Michelle and the others about temp workers. It is how the world works these days. Everything is outsourced these days. That way, doesn't count as a headcount on payroll and no benefits to dish out. Probably been going on for years.

jerry from forest park  

Posted: October 30th, 2014 9:27 AM

Michelle, while I don't disagree with you this how companies hire people now a days, if they hire at all. From personal experince this goes back at least 25 years.

Michelle W from FP  

Posted: October 30th, 2014 9:16 AM

It is shameful for a factory to chronically employ temp workers. That is not a benefit to the economy, local or otherwise, for anyone other than factory managers and owners. I wonder if they accept returns as I bought my Halloween candy from them, but never again until they rework these policies. Maybe a comment to the kids that Ferrara is using bad business practices.

Sharp Observer from FP  

Posted: October 30th, 2014 7:01 AM

Looks like Black activists complaining about White managers exploiting Latino workers. Not even one Hispanic has been interviewed or featured in this article. Let them speak!

who they want  

Posted: October 29th, 2014 10:20 PM

"unfortunately any company c[a]n hire who they want" subject of course to what's allowed under federal labor law. Here is an outline: I'm not a lawyer but it looks temp agencies are also subject to EEOC jurisdiction, as suggested by this law suit that the EEOC settled with Sedona Staffing


Posted: October 29th, 2014 7:57 PM

Wow, as always, I am shocked by the rancorous comments. I work almost solely for temp agencies, although in a specialized field, and all of this is surely true. Yes, Ferrara can hire who they want but that doesn't make it ethical. These folks have the right to complain and I HIGHLY doubt Ferrara will leave. Even if they do, so what? How many of you are employed there?

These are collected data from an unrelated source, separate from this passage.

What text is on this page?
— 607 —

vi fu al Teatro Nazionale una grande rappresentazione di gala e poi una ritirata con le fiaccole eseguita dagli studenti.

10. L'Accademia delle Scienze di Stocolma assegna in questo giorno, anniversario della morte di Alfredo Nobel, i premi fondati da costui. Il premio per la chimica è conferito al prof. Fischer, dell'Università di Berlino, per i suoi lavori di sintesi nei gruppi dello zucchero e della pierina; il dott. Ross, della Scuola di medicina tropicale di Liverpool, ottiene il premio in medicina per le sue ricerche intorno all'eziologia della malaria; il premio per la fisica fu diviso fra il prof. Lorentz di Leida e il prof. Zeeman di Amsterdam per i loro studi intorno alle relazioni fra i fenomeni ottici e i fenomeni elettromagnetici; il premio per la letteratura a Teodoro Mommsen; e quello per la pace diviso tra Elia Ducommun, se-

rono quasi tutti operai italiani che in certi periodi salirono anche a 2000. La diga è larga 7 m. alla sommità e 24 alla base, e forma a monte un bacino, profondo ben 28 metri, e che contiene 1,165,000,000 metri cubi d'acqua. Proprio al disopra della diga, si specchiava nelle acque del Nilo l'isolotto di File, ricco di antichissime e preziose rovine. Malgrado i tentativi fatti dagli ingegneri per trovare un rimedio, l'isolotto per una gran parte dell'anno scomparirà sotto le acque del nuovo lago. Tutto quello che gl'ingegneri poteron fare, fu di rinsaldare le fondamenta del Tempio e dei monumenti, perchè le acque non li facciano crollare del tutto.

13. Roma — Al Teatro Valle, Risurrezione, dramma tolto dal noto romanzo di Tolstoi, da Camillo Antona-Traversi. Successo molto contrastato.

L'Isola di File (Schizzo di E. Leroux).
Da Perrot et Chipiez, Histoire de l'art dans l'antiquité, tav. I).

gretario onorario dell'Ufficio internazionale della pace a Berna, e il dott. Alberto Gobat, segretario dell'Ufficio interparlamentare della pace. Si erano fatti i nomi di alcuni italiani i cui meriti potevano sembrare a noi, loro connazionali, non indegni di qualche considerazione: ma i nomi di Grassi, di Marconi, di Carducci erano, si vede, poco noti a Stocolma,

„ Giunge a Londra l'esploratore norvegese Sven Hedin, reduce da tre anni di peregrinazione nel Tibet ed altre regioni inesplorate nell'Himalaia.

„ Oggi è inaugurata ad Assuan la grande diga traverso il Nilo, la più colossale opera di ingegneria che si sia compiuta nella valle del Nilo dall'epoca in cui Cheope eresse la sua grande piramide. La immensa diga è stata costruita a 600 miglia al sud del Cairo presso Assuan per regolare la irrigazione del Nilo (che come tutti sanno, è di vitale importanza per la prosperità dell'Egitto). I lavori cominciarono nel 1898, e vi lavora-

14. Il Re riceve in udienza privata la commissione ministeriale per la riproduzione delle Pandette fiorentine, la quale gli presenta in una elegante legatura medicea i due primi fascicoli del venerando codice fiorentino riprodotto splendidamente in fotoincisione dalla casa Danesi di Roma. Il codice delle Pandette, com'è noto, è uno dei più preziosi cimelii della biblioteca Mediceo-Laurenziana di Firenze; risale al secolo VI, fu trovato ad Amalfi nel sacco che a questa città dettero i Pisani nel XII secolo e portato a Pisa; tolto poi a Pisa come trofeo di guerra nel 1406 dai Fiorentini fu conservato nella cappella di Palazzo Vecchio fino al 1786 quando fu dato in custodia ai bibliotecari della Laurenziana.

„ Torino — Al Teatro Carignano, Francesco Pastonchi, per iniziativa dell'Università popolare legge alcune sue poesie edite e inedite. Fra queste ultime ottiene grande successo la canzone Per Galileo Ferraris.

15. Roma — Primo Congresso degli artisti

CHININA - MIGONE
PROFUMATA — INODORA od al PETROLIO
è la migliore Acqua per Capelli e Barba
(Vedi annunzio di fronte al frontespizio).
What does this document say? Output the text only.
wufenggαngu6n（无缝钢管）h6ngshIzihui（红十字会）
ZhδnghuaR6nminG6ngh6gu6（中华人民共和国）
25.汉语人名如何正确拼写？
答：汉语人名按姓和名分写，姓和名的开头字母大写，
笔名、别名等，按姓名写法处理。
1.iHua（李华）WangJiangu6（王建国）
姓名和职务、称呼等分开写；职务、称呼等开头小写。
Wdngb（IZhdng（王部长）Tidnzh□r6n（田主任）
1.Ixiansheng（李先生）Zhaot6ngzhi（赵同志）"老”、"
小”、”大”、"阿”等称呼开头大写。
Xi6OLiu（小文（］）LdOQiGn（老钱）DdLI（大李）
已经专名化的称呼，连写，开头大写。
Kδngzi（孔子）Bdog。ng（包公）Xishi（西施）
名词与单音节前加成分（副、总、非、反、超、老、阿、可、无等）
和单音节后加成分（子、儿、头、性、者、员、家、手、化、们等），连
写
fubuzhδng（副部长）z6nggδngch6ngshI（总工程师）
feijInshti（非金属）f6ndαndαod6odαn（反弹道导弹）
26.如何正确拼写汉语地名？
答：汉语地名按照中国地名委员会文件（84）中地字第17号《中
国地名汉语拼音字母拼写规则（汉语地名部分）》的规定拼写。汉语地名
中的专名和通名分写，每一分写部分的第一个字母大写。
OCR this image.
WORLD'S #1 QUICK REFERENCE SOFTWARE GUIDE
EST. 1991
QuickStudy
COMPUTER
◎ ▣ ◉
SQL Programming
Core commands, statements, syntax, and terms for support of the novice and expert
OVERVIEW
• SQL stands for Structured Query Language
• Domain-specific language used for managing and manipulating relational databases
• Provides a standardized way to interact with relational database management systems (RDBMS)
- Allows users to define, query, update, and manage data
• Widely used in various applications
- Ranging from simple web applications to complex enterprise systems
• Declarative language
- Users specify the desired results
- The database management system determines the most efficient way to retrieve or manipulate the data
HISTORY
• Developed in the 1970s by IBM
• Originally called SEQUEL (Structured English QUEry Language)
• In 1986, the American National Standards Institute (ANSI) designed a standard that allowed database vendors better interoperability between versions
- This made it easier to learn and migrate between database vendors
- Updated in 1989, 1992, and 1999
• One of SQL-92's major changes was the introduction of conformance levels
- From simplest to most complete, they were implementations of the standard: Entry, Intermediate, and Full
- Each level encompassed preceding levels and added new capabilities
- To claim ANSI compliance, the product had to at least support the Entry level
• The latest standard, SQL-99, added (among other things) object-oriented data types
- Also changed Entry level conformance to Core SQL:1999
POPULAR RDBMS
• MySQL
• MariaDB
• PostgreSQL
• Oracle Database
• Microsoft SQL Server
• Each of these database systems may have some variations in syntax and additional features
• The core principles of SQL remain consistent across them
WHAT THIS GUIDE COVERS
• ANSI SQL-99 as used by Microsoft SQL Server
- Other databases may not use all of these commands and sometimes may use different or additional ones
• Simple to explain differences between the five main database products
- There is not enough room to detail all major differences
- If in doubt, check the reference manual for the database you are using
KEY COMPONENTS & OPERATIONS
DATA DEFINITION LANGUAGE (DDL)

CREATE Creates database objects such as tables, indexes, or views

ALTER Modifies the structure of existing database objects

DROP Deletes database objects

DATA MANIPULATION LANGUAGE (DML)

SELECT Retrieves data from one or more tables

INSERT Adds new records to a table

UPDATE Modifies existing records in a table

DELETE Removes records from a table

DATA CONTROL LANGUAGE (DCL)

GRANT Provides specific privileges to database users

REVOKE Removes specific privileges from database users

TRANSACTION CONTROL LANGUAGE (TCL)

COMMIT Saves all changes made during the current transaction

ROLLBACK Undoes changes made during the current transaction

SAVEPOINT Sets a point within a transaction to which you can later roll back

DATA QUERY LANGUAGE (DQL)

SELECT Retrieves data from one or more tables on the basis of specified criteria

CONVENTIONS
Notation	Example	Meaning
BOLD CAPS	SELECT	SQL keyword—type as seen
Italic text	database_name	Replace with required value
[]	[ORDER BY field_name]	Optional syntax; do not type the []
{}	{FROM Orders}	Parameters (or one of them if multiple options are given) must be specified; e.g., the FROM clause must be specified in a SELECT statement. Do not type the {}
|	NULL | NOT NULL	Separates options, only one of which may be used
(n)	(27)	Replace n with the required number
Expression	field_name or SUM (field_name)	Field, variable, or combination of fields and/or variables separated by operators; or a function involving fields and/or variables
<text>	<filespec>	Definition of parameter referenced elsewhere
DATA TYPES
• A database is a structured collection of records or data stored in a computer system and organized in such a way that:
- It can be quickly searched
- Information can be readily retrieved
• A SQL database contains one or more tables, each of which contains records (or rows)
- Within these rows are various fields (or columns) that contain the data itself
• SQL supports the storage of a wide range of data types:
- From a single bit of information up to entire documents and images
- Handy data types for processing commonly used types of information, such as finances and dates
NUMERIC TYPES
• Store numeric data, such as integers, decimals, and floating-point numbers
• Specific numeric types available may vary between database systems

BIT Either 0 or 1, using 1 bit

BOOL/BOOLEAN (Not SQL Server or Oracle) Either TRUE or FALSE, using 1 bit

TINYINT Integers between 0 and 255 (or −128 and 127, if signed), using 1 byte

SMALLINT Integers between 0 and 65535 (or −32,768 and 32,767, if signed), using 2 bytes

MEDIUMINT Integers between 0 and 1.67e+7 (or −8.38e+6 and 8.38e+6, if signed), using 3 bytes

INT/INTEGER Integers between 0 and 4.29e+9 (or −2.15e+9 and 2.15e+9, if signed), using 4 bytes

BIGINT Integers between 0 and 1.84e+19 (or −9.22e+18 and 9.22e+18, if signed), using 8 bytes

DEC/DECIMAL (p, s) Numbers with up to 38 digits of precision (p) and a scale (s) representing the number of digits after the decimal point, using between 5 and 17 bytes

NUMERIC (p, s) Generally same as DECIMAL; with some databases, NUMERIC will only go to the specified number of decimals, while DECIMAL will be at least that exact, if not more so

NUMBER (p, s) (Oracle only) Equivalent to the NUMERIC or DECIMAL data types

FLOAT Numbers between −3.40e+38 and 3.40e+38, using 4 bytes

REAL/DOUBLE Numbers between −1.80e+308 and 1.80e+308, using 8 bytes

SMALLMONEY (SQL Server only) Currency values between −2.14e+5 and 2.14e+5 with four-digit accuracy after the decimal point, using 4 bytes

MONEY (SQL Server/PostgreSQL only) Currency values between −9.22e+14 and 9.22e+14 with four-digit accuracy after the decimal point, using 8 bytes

Thought so.. The bilingual issue is one I also despise. btw, you can't deny help to people and then curse them for not working!

goldielocks from forest park  

Posted: October 29th, 2014 6:03 PM

unfortunately any company cn hire who they want, including Ferrara Pan, i started out as a temp years ago in the mailroom of a major bank, and got worked up thru thru the years filling up for folks, however, i am still a temp, business would rather pay the temp agency than to pay the worker directly plus benefits, same old story.. bottomline.

Forest Park parker from Forest Park  

Posted: October 29th, 2014 5:53 PM

That's right...make how "powerful" you are. Instead of pushing for a union waste time by arguing about a beard guard. Soon any jobs in Bellwood will be transferred to Chicago in The Little Village or Pilsen neighborhoods where they appreciate jobs and can easily walk to them. Your group can take a Pace bus or two, 2 CTA trains and a CTA bus to and from the part time jobs.

Truth be told from Forest Park  

Posted: October 29th, 2014 5:09 PM

The plain truth is that most Latino workers can run circles around white and African American workers. Their work ethic is incredible.

Forest Parker Too  

Posted: October 29th, 2014 3:40 PM

Yeah, we should shut up and be happy with the scraps corporate leaders deign to share.

Forest Parker  

Posted: October 29th, 2014 3:12 PM

Keep pushing 'em WHA. Ferrara will pack up and leave Forest Park all together. And wouldn't that be great for FP. It would not. Seems to me Ferrara can (and will continue) to hire who they want. Sorry protesters.